The Advanced Photon Source
a U.S. Department of Energy Office of Science User Facility

Avoiding Slips, Trips, and Falls

 

Injuries resulting from slips, trips, and falls are a large fraction of those suffered by Argonne employees, subcontractors, and visitors. This mirrors the nationwide experience. Slips, trips, and falls were the second highest cause (17%) of worker fatalities during the years 1992-2014 (transportation incidents were the highest at 41%).

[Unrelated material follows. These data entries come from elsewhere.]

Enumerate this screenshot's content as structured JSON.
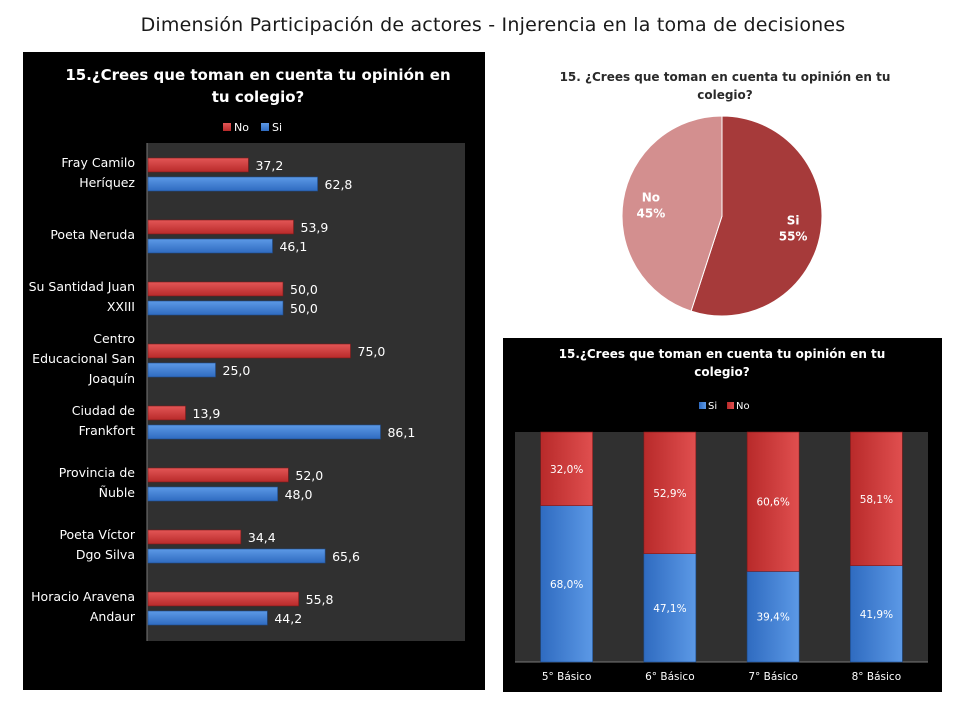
{
  "page_title": "Dimensión Participación de actores - Injerencia en la toma de decisiones",
  "colors": {
    "red": "#d43a3a",
    "blue": "#3e7fd6",
    "pie_si": "#a63a3a",
    "pie_no": "#d38f8f"
  },
  "chart_data": [
    {
      "type": "bar",
      "orientation": "horizontal",
      "title_lines": [
        "15.¿Crees que toman en cuenta tu opinión en",
        "tu colegio?"
      ],
      "legend": [
        "No",
        "Si"
      ],
      "legend_position": "top",
      "categories": [
        [
          "Fray Camilo",
          "Heríquez"
        ],
        [
          "Poeta Neruda"
        ],
        [
          "Su Santidad Juan",
          "XXIII"
        ],
        [
          "Centro",
          "Educacional San",
          "Joaquín"
        ],
        [
          "Ciudad de",
          "Frankfort"
        ],
        [
          "Provincia de",
          "Ñuble"
        ],
        [
          "Poeta Víctor",
          "Dgo Silva"
        ],
        [
          "Horacio Aravena",
          "Andaur"
        ]
      ],
      "series": [
        {
          "name": "No",
          "values": [
            37.2,
            53.9,
            50.0,
            75.0,
            13.9,
            52.0,
            34.4,
            55.8
          ],
          "labels": [
            "37,2",
            "53,9",
            "50,0",
            "75,0",
            "13,9",
            "52,0",
            "34,4",
            "55,8"
          ]
        },
        {
          "name": "Si",
          "values": [
            62.8,
            46.1,
            50.0,
            25.0,
            86.1,
            48.0,
            65.6,
            44.2
          ],
          "labels": [
            "62,8",
            "46,1",
            "50,0",
            "25,0",
            "86,1",
            "48,0",
            "65,6",
            "44,2"
          ]
        }
      ],
      "xlim": [
        0,
        100
      ],
      "grid": false
    },
    {
      "type": "pie",
      "title_lines": [
        "15. ¿Crees que toman en cuenta tu opinión en tu",
        "colegio?"
      ],
      "slices": [
        {
          "name": "Si",
          "value": 55,
          "label": "55%"
        },
        {
          "name": "No",
          "value": 45,
          "label": "45%"
        }
      ]
    },
    {
      "type": "bar",
      "stacked": true,
      "percent": true,
      "title_lines": [
        "15.¿Crees que toman en cuenta tu opinión en tu",
        "colegio?"
      ],
      "legend": [
        "Si",
        "No"
      ],
      "legend_position": "top",
      "categories": [
        "5° Básico",
        "6° Básico",
        "7° Básico",
        "8° Básico"
      ],
      "series": [
        {
          "name": "Si",
          "values": [
            68.0,
            47.1,
            39.4,
            41.9
          ],
          "labels": [
            "68,0%",
            "47,1%",
            "39,4%",
            "41,9%"
          ]
        },
        {
          "name": "No",
          "values": [
            32.0,
            52.9,
            60.6,
            58.1
          ],
          "labels": [
            "32,0%",
            "52,9%",
            "60,6%",
            "58,1%"
          ]
        }
      ],
      "ylim": [
        0,
        100
      ],
      "grid": false
    }
  ]
}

Here are four easy ways to reduce the likelihood that you will have a serious slip, trip, or fall:
1. Don’t read your cell phone while walking. Place it on mute until you reach your destination. If you absolutely must stay in touch or read your latest email, stop and step to the side out of the general flow of foot traffic until you’re done.
2. Keep aware of your surroundings. Looking at someone walking with you while holding a conversation focuses your attention on them, not on your surroundings. Frequently look forward and down to see if uneven or slippery surfaces or steps up/down are ahead. When entering an area that is uneven or that has slippery spots (e.g., water or goose droppings), look down frequently to note where to best place your feet.
3. If the weather is bad, always assume surfaces are uneven or slippery. This is especially true during winter weather conditions. Just because you see someone salting or hear an area has been salted, doesn’t mean it’s OK. Always assume it’s slippery and walk accordingly.
4. Immediately clean up any spills on the floor of water, coffee, soda, or other liquids. If it’s too large to clean up, call building maintenance to place a cone by the spill until it can be cleaned. Stay by the spill until a person responds to your call.

These may seem inconvenient to follow, but being inconvenienced beats being injured every time.